2 AWG twinax cable optimized for 224 Gbps PAM4 applications

A new twinaxial cable optimized for 224 Gbps PAM4 signaling has been released as part of an existing product family focused on high-speed data transmission. The product supports a 32 AWG conductor size for internal system cable assemblies. A 27 AWG version is under development to accommodate extended-reach cabled backplane use cases.

In high-data-rate systems, skew between conductors in a differential pair becomes a limiting factor, particularly in 224 Gbps PAM4 signaling environments. Skew refers to the time delay mismatch between signals, which can result in inter-symbol interference and signal degradation at Nyquist frequencies approaching and exceeding 60 GHz. This new cable minimizes skew through its co-extruded, tightly coupled twinax design that omits a drain wire and uses a uniform dielectric and shielding configuration. This construction provides consistent impedance and insertion loss performance, even when the cable is flexed or routed in non-linear paths.

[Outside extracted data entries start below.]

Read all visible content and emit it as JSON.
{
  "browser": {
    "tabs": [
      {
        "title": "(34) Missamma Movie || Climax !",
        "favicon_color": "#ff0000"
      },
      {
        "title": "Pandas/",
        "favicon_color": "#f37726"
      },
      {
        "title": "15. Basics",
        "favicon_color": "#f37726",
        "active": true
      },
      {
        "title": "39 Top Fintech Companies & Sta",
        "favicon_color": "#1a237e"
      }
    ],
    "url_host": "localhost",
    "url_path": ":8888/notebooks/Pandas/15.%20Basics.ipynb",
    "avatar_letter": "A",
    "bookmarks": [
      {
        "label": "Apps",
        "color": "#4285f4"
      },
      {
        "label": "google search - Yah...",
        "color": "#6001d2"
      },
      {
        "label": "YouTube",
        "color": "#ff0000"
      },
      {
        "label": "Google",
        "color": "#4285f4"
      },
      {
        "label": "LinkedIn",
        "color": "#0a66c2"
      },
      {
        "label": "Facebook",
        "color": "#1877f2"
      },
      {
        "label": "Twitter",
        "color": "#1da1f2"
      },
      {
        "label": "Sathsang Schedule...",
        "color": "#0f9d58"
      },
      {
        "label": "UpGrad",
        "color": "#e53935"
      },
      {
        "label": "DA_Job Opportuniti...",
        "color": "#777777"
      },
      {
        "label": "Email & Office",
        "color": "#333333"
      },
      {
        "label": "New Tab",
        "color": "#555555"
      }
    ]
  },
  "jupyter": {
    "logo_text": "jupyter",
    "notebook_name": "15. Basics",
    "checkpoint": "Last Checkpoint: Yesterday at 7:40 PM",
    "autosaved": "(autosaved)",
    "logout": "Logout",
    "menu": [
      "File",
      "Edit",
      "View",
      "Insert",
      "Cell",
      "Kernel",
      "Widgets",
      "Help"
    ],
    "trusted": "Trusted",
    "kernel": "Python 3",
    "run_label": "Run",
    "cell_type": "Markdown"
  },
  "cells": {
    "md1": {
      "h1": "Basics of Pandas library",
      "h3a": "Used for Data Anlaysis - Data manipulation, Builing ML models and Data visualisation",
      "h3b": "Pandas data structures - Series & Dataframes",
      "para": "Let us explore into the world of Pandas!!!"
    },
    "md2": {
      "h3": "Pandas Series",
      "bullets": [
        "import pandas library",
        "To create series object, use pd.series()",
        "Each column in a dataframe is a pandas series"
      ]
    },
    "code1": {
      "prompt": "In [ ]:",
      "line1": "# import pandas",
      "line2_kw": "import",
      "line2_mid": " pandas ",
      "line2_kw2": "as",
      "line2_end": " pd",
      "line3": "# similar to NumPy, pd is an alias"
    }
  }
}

The twinax cable demonstrates a maximum intra-pair skew of 1.75 ps per meter. This stability allows system designers to control skew within expected channel tolerances and may reduce the need for complex equalization or retiming circuits. The cable targets are used in advanced interconnect scenarios such as mid-board and near-chip interconnects, where direct-attach or PCB-attach methods are used.

The product joins a broader portfolio of Twinax and coaxial cable options supporting various mechanical and electrical profiles. Among these are standard Twinax rated at 3.5 ps/m skew across 28–36 AWG ranges, thin-form Twinax with reduced diameter while maintaining similar electrical properties, and micro-coaxial cables designed for confined routing spaces.

Connector compatibility supports flexible system design. Depending on system layout requirements, cable ends can be terminated with various high-speed connectors, enabling configurations such as chip-to-panel, chip-to-backplane, or board-to-board paths. These assemblies are suitable for architectures using co-packaged optics or flyover-style interconnects for channel extension in data center and computing applications.